In the West these subjects are often thrown into the "horror" realm because child abuse is horrifying, but no one takes horror very seriously because there's always a bunch of blood and guts and sex scenes and bad characterization thrown around, too. If people are going to enjoy their blood and guts they don't want child abuse mixed in with it. There's something odd about equating horror with fun but that's a discussion for later. While I believe that Jack Ketchum's novel The Girl Next Door is a benchmark for severe child abuse in literature, I would like to claim that the Korean film Silenced (international title) is the benchmark for severe child abuse in cinema.
However, I know there are horror fans that like watching and reading stuff simply because it is more extreme than what their buddies are reading or watching. I suggest that those folks stay away from Silenced because Silenced isn't a horror movie and shouldn't be viewed as such. There's barely any violence compared to so many other Korean films and there is very little action.
Actually, this film is more of a courtroom drama, an emotional journey, and a morality tale than anything else. It's not horror.

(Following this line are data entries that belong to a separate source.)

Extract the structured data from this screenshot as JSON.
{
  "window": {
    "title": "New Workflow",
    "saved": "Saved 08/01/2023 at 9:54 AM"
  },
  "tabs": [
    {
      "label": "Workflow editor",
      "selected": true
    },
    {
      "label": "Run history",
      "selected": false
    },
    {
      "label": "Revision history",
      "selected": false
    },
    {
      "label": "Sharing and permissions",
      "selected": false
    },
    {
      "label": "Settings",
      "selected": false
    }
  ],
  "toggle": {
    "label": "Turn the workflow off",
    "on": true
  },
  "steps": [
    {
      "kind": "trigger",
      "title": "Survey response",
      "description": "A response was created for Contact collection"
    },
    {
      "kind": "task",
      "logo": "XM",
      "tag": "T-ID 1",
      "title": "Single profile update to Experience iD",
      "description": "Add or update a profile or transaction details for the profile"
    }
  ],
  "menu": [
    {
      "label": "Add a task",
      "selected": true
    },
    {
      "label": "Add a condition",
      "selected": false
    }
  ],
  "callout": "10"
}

And yet... this film, that could never have been made in America, will haunt you for a long time. Perhaps it will haunt you even more because of the true story that inspired this one.
This movie is about the students of the Ja-ae Academy (the fictional stand in for the Gwangju Inhwa School), a school for the deaf, and a recently transferred teacher named Kang In-ho (Gong Yoo in an understated performance). In-ho believe that something is wrong with his students shortly after he begins classes. Many of them are very stand-offish and refuse to open up to him. After a while he begins to notice how bizarre the other teachers act around the students and vice versa.
There is a reason for this. Albeit a fucked up one. Many of these students have been or are sexually molested after school hours by members of the staff, including the school's principal and administrator. Since so many of the students are orphans or have parents that are special needs themselves the children have no one to turn to.
In-ho enlists the help of a human rights activist Seo Yoo-jin, but the two of them soon realize that this goes beyond the school grounds. The police, churches, prosecutors, and just about everyone else are actually trying to keep everything quiet. With the system pressuring In-ho and Yoo-jin to keep quiet, they find themselves in an unthinkable situation.
This movie and the novel that helped inspire it are a rallying cry in response to the crimes that happened over a four year span in the Gwangju City School. When the book was released in 2009 it opened people's eyes to some horrible things that had been happening and the justice that was stolen from so many children. Then when director Hwong Dong-hyuk got a hold of the book he created a movie that turned that turned a public outcry into a public roar that caused the court the reopen the 2005 case, issue harsher punishments, change laws, and close the corrupt school down.
This movie, make no mistake about it, is a piece of brilliant cinema designed to piss you the everloving fuck off. The children who portrayed the deaf students in this movie are excellent. I don't know how many of them are really deaf, but there are so many fantastic performances all around I don't know where to begin. Some of the scenes they are featured in seem like there almost had to be some editing magic involved. I'm not sure I can believe that some of those kids were really in some of those scenes. Of course, this is a foreign flick designed to shock the audience into action so I don't really know. But trust me when I say that there is no way in hell this movie would have been made in America. It probably would have been poorly handled and even more poorly accepted if it had been.
Some of the scenes depicting the sexual abuse made me wince and look away and I don't wince and look away very often. It was painful to watch and their screams were painful to listen to. When the children are telling their experiences to In-ho using their sign language you really do feel their pain. The skill it takes to perform in silence while moving an audience is something most actors today don't have in them. Yet so many of these kids did it with flying colors.
You will be moved. You will be shocked. And the ending will have you believing that maybe the bad guys really do win more often than not.
That's not always the case, though. Sometimes they do win, but when enough people get pissed off about something you'll be surprised some of the changes that can be made.
This movie was an agonizing and emotional watch. About halfway through I didn't know if I'd be able to make it to the finish. It is just such a bleak film with scenes of child abuse and molestation that were just soul-sucking even if they weren't the overtly violent type depicted in Jack Ketchum's The Girl Next Door.
I don't regret watching this movie, though. Not for a minute. It's a damn good movie and I think everyone who reaches a certain age needs to watch this movie as a rite of passage or something. These types of things, as farfetched as they may seem, do happen and they happen more often than we'd wish to think. Although this film was filmed on foreign soil and depicts events that happened on foreign soil, it hits a nerve that is all too close to home and it often does so in complete silence.
Recommended. Just don't make it your date movie for Valentine's Day.